With true stealth designed in from day one, coupled with sensor fusion, unprecedented battlespace awareness, and electronic attack, the F-35C provides the warfighter the ultimate ability to more effectively execute assigned missions in the face of advancing threat capabilities around the globe.

And with more than 18,000 pounds of weapons capacity, and nearly 20,000 pounds of internal fuel, the F-35C delivers transformational lethality, survivability, combat radius, and mission flexibility.

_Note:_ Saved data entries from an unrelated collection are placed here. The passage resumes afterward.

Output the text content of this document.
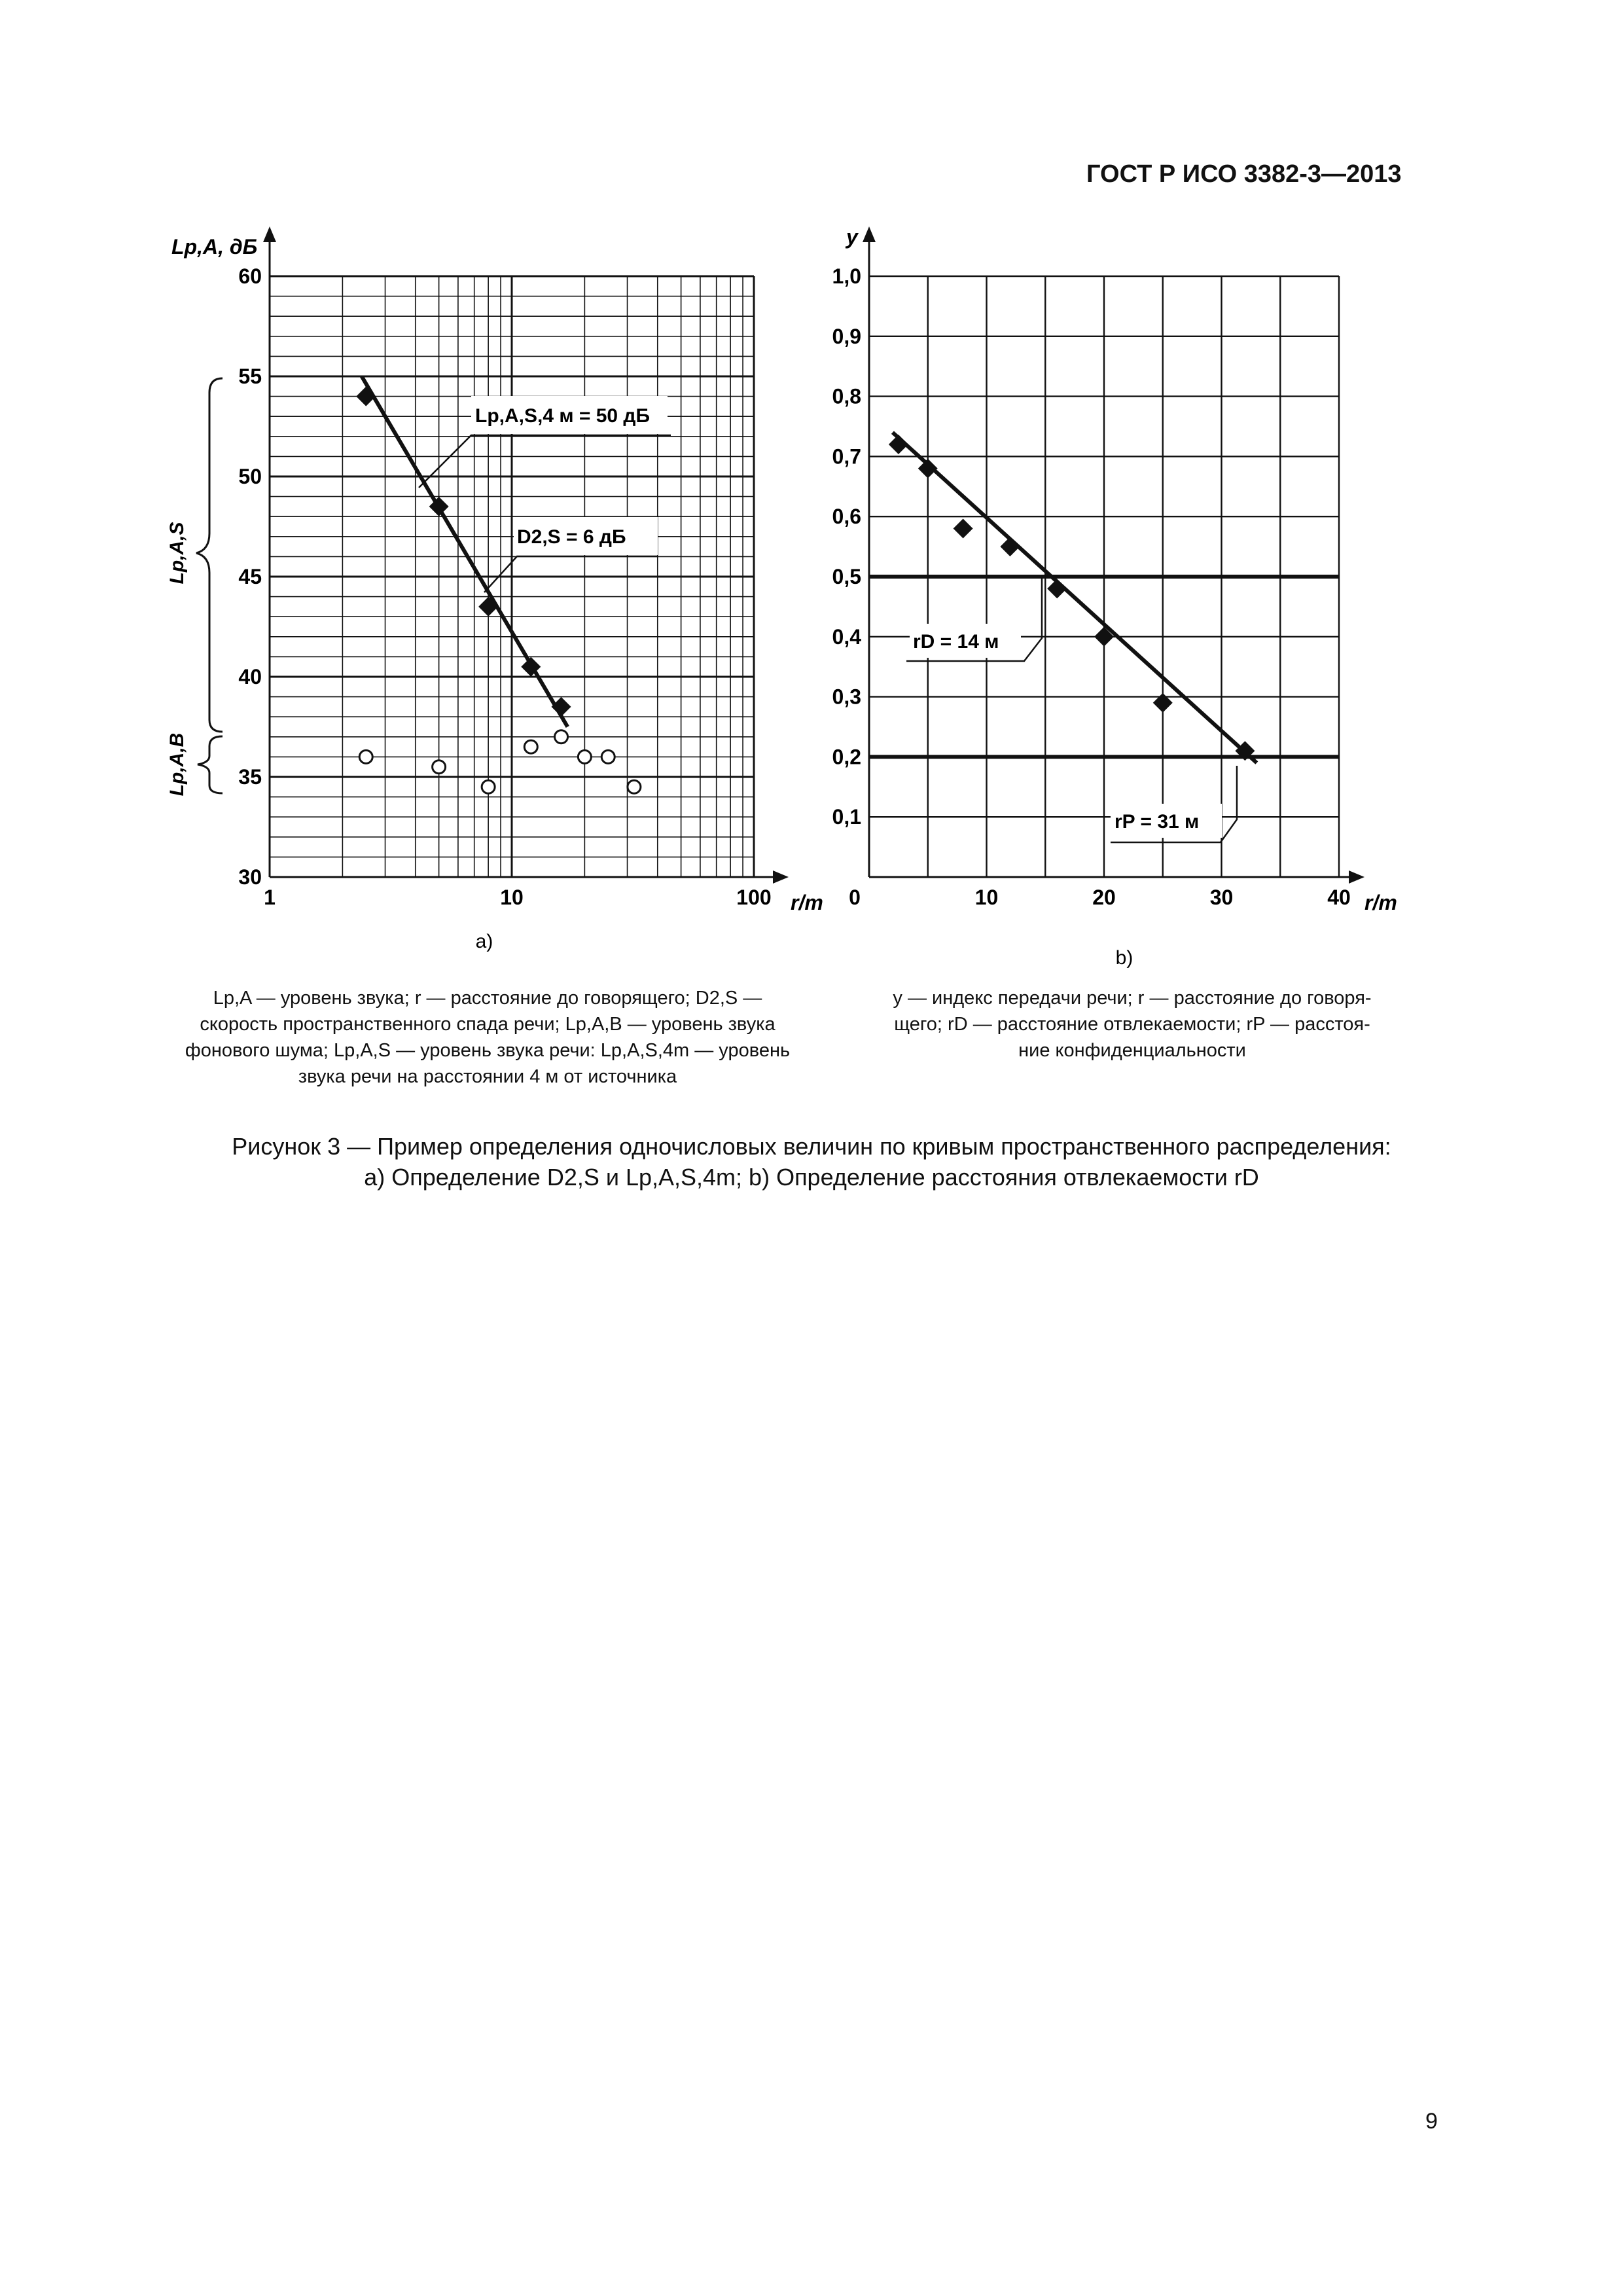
ГОСТ Р ИСО 3382-3—2013
30
35
40
45
50
55
60
1	10	100
0,1
0,2
0,3
0,4
0,5
0,6
0,7
0,8
0,9
1,0
0	10	20	30	40
Lp,A, дБ
r/m
a)
Lp,A,S
Lp,A,B
Lp,A,S,4 м = 50 дБ
D2,S = 6 дБ
y
r/m
b)
rD = 14 м
rP = 31 м
Lp,A — уровень звука; r — расстояние до говорящего; D2,S —
скорость пространственного спада речи; Lp,A,B — уровень звука
фонового шума; Lp,A,S — уровень звука речи: Lp,A,S,4m — уровень
звука речи на расстоянии 4 м от источника
y — индекс передачи речи; r — расстояние до говоря-
щего; rD — расстояние отвлекаемости; rP — расстоя-
ние конфиденциальности
Рисунок 3 — Пример определения одночисловых величин по кривым пространственного распределения:
а) Определение D2,S и Lp,A,S,4m; b) Определение расстояния отвлекаемости rD
9
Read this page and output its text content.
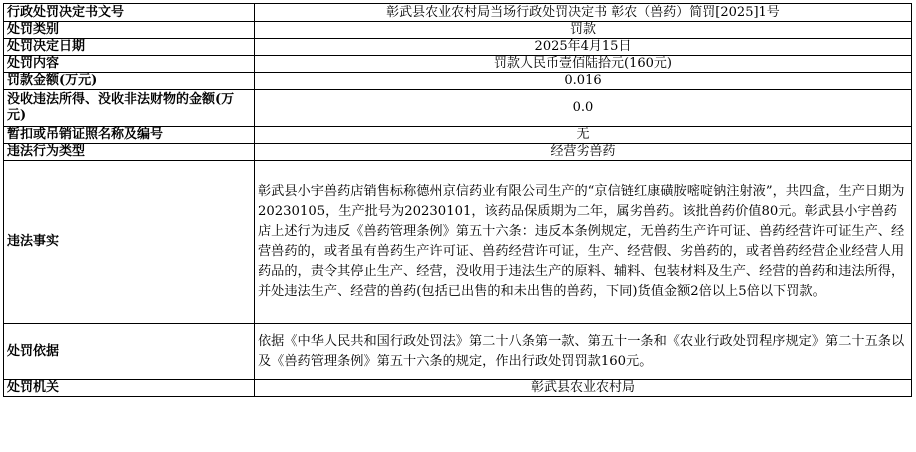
行政处罚决定书文号	彰武县农业农村局当场行政处罚决定书 彰农（兽药）简罚[2025]1号
处罚类别	罚款
处罚决定日期	2025年4月15日
处罚内容	罚款人民币壹佰陆拾元(160元)
罚款金额(万元)	0.016
没收违法所得、没收非法财物的金额(万元)	0.0
暂扣或吊销证照名称及编号	无
违法行为类型	经营劣兽药
违法事实	彰武县小宇兽药店销售标称德州京信药业有限公司生产的“京信链红康磺胺嘧啶钠注射液”，共四盒，生产日期为20230105，生产批号为20230101，该药品保质期为二年，属劣兽药。该批兽药价值80元。彰武县小宇兽药店上述行为违反《兽药管理条例》第五十六条：违反本条例规定，无兽药生产许可证、兽药经营许可证生产、经营兽药的，或者虽有兽药生产许可证、兽药经营许可证，生产、经营假、劣兽药的，或者兽药经营企业经营人用药品的，责令其停止生产、经营，没收用于违法生产的原料、辅料、包装材料及生产、经营的兽药和违法所得，并处违法生产、经营的兽药(包括已出售的和未出售的兽药，下同)货值金额2倍以上5倍以下罚款。
处罚依据	依据《中华人民共和国行政处罚法》第二十八条第一款、第五十一条和《农业行政处罚程序规定》第二十五条以及《兽药管理条例》第五十六条的规定，作出行政处罚罚款160元。
处罚机关	彰武县农业农村局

3. F-35’s Sensor Capability and Connectivity Will Enhance All Platforms

The transformational F-35 is more than just a strike-fighter. It is a powerful force multiplier with an advanced sensor and communications suite that can significantly enhance the capabilities of other air, surface and ground-based platforms.

The F-35 can be used as a broad area sensor to provide early warning, over-the-horizon information on potential targets or incoming threats.

4. The F-35 Enhances 4th Generation Fighters 

U.S. Services have successfully employed the F-35 in multiple demanding deployments and exercises, and the F-35 is supporting operations around the globe today.

The F-35 is proving to be a transformational weapon system that not only provides significantly better battlespace accessibility compared to legacy aircraft but also makes legacy aircraft more survivable and effective by sharing its fused sensor information for unmatched threat and battlespace awareness among all air and surface assets currently operating in conjunction with Expeditionary Strike Groups, and soon with Carrier Strike Groups.

By 2025, the Navy's Aircraft Carrier air wings are scheduled to include F-35Cs, F/A-18E/F Super Hornets, EA-18G Growler electronic attack aircraft, E-2D Hawkeye battle management and control aircraft, MH-60R/S helicopters, and CV-22 carrier on board delivery logistics aircraft.

5. As the Program Matures, Costs Are Coming Down 

The F-35 program is maturing rapidly and costs are coming down. Lockheed Martin has delivered more than 280 aircraft, trained more than 580 pilots and 5,600 maintainers and the F-35 fleet has surpassed more than 130,000+ cumulative flight hours.

F-35 unit costs have declined by more than 60% since the first production lot and we continue to reduce costs across production and sustainment. The F-35C specifically is on track to reach a unit cost of about $97 million by 2020, a cost that is considered comparable to legacy fighters.

And as aircraft mature, reliability improves, and the F-35 enterprise gears up to support a growing operational fleet, F-35C is expected to improve mission readiness and drastically reduce sustainment cost.

With significantly more capability for an equivalent cost as legacy aircraft, the F-35C is poised to affordably strengthen U.S. Navy air power for decades to come.